The inherent contradictions in EMH: The flaccid type means no one has ever been tipped off that a merger is a done deal before its inked. It meant Kenny Boy Lay had no idea he was a doucher of a fraud until he was convicted of being one. It means Brooksley Born’s opinions about CDSs were no better than Greenspan’s, though one based her opinion on fact, the other on the economic theories of a shitty novelist (Ayn Rand).

(Really. The last time Greeny was called before Congress he was asked whether the events leading to, causing, and in the recession had caused him to reconsider his Do Not Touch policy regarding Wall Street. And he said that everything he believed about the economy was wrong.
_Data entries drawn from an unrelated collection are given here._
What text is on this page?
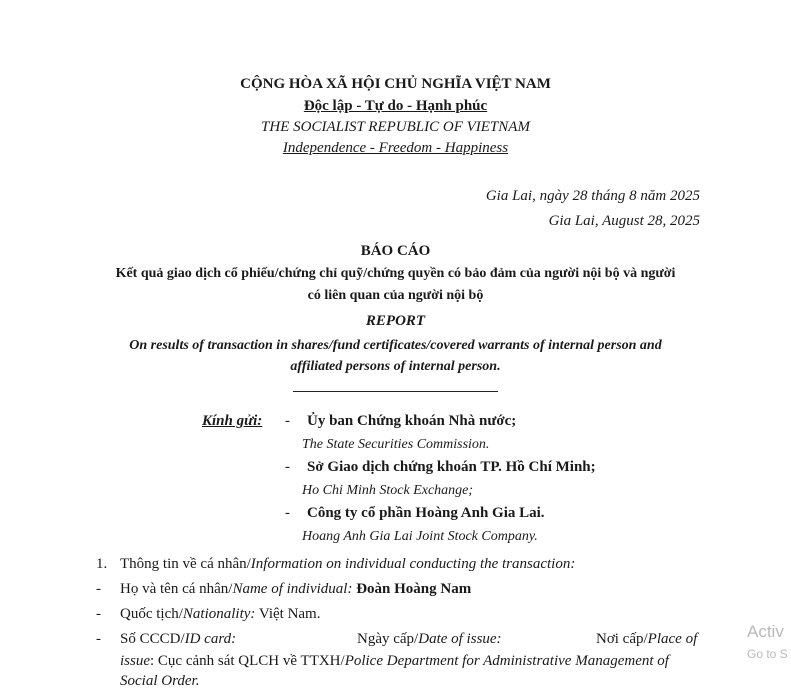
CỘNG HÒA XÃ HỘI CHỦ NGHĨA VIỆT NAM
Độc lập - Tự do - Hạnh phúc
THE SOCIALIST REPUBLIC OF VIETNAM
Independence - Freedom - Happiness
Gia Lai, ngày 28 tháng 8 năm 2025
Gia Lai, August 28, 2025
BÁO CÁO
Kết quả giao dịch cổ phiếu/chứng chỉ quỹ/chứng quyền có bảo đảm của người nội bộ và người
có liên quan của người nội bộ
REPORT
On results of transaction in shares/fund certificates/covered warrants of internal person and
affiliated persons of internal person.
Kính gửi: - Ủy ban Chứng khoán Nhà nước;
The State Securities Commission.
- Sở Giao dịch chứng khoán TP. Hồ Chí Minh;
Ho Chi Minh Stock Exchange;
- Công ty cổ phần Hoàng Anh Gia Lai.
Hoang Anh Gia Lai Joint Stock Company.
1. Thông tin về cá nhân/Information on individual conducting the transaction:
- Họ và tên cá nhân/Name of individual: Đoàn Hoàng Nam
- Quốc tịch/Nationality: Việt Nam.
- Số CCCD/ID card:	Ngày cấp/Date of issue:	Nơi cấp/Place of
issue: Cục cảnh sát QLCH về TTXH/Police Department for Administrative Management of
Social Order.
Activ
Go to S
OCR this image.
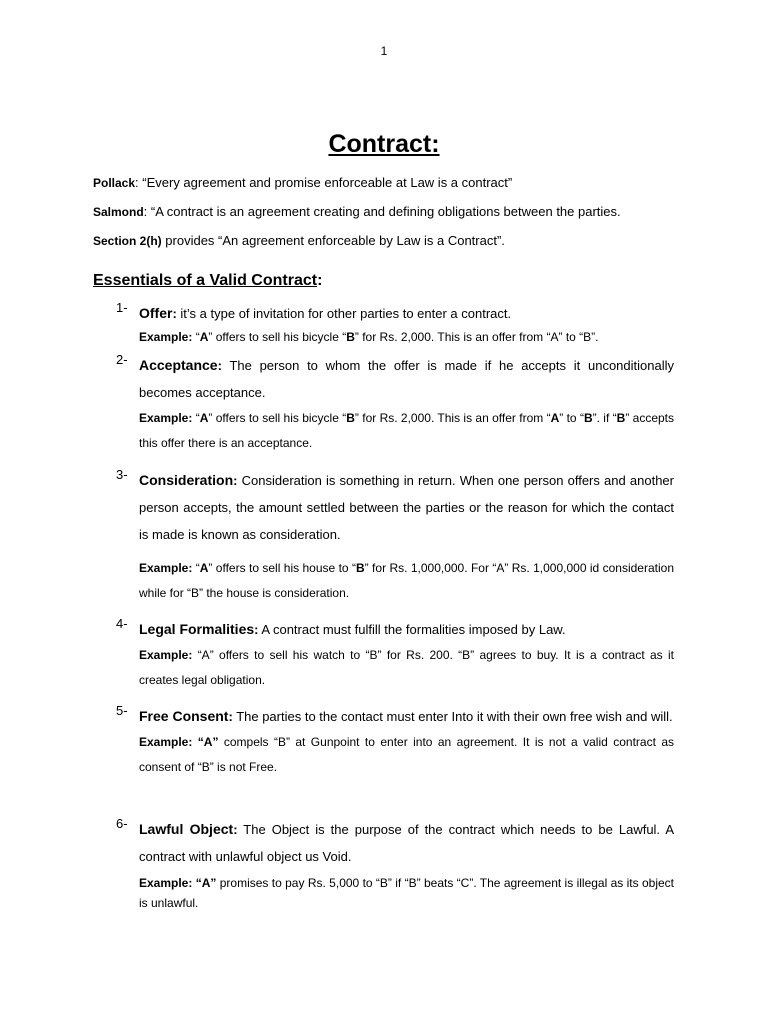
1
Contract:
Pollack: “Every agreement and promise enforceable at Law is a contract”
Salmond: “A contract is an agreement creating and defining obligations between the parties.
Section 2(h) provides “An agreement enforceable by Law is a Contract”.
Essentials of a Valid Contract:
1- Offer: it’s a type of invitation for other parties to enter a contract.
Example: “A” offers to sell his bicycle “B” for Rs. 2,000. This is an offer from “A” to “B”.
2- Acceptance: The person to whom the offer is made if he accepts it unconditionally becomes acceptance.
Example: “A” offers to sell his bicycle “B” for Rs. 2,000. This is an offer from “A” to “B”. if “B” accepts this offer there is an acceptance.
3- Consideration: Consideration is something in return. When one person offers and another person accepts, the amount settled between the parties or the reason for which the contact is made is known as consideration.
Example: “A” offers to sell his house to “B” for Rs. 1,000,000. For “A” Rs. 1,000,000 id consideration while for “B” the house is consideration.
4- Legal Formalities: A contract must fulfill the formalities imposed by Law.
Example: “A” offers to sell his watch to “B” for Rs. 200. “B” agrees to buy. It is a contract as it creates legal obligation.
5- Free Consent: The parties to the contact must enter Into it with their own free wish and will.
Example: “A” compels “B” at Gunpoint to enter into an agreement. It is not a valid contract as consent of “B” is not Free.
6- Lawful Object: The Object is the purpose of the contract which needs to be Lawful. A contract with unlawful object us Void.
Example: “A” promises to pay Rs. 5,000 to “B” if “B” beats “C”. The agreement is illegal as its object is unlawful.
I’m unsure if he said that millions of Americans had obviously not acted in rational self-interest on their way to bankruptcy. But I do know that for once in his life he admitted the need to regulate Wall Street. And he seemed a broken, very old man that day.)

The semis, by definition, admit that anyone who has information that is not available to the rest of the public has an advantage.

The strong ones? Sorry, no. Not all info is applied to all stocks at all times through the individually motivated trades made by millions.

And that’s the Big Fail of EMH: The Market isn’t a god our government can or should have faith in, nor offer it the first-fruits of economic stimulus cash (which, I recently learned, involved the government actually signing off on at least some of the finance d-bags’ salaries and bonuses).

The market is a bunch of people who know a bunch of different things who buy some of the same stocks for different goals and who do not read every scrap of information about every position they hold.

And there’s this: No matter what information available, a person isn’t going to think rationally about it. We’re victims to the psychological biases evolution has bred into us, and most people don’t “think” a certain way about something, they “feel” it. And the latter is given more importance.

People see patterns where there are none. Imagine causes for all effects. Like to move as a herd (groupthink, thanks Orwell). Give more importance to more recent events. Believe anything if it’s repeated enough times (see national debt). Believe more strongly when given evidence not to. Learn whatever we want to from whatever we are given. And so on.

I’m sure I needn’t spell out the ways in which these biases affect investment decisions. …Just as I was sure I didn’t need to list all the others.

(What does knowing our biases teach us? That we will never fucking learn.)

And so no, the almighty goddam market is not efficient because humans aren’t. The market also is a manic-depressive, which does not speak well of the investor class.

BUT WHAT’S ALL THIS, THEN? I set upon my research looking for how markets justified themselves. They’ve never been asked to.

And the financial industry that serves the stock markets that are said to both drive and reflect our economy? How could it be too big to fail? The fact is, financial firms are companies just like all others. Let’s say most of them went belly up years ago.

How would your life be different today?

Fuck Wall Street.


PS: Let’s suppose, thanks to our pals the RoboTraders, The Market were to become, at last, adherent to the principles of strong EMH. Robots would act instantly to all information they received. What would this mean?

First, I suspect the market-as-robots wouldn’t couple as well with very human corporations. But that’s no fun. Time to go sci-fi. Let’s say a robot’s overriding goal is to make the most money possible. Say it finds more like-minded bots. …The moral ends up being robots would collude like crazy and not get caught. Or perhaps plan on being caught at a planned-for moment. It will have done its best, and could give a fuck about federal time.

Finally, the way to keep making money in the market is for the market to never lose value. Simple as that. So-called profit-taking here and there is well and good, but the most rational thing to do, when able to act only on the market, is to ensure it moves ever-upward.

OH! This too: They’d buy the hell out of some US debt.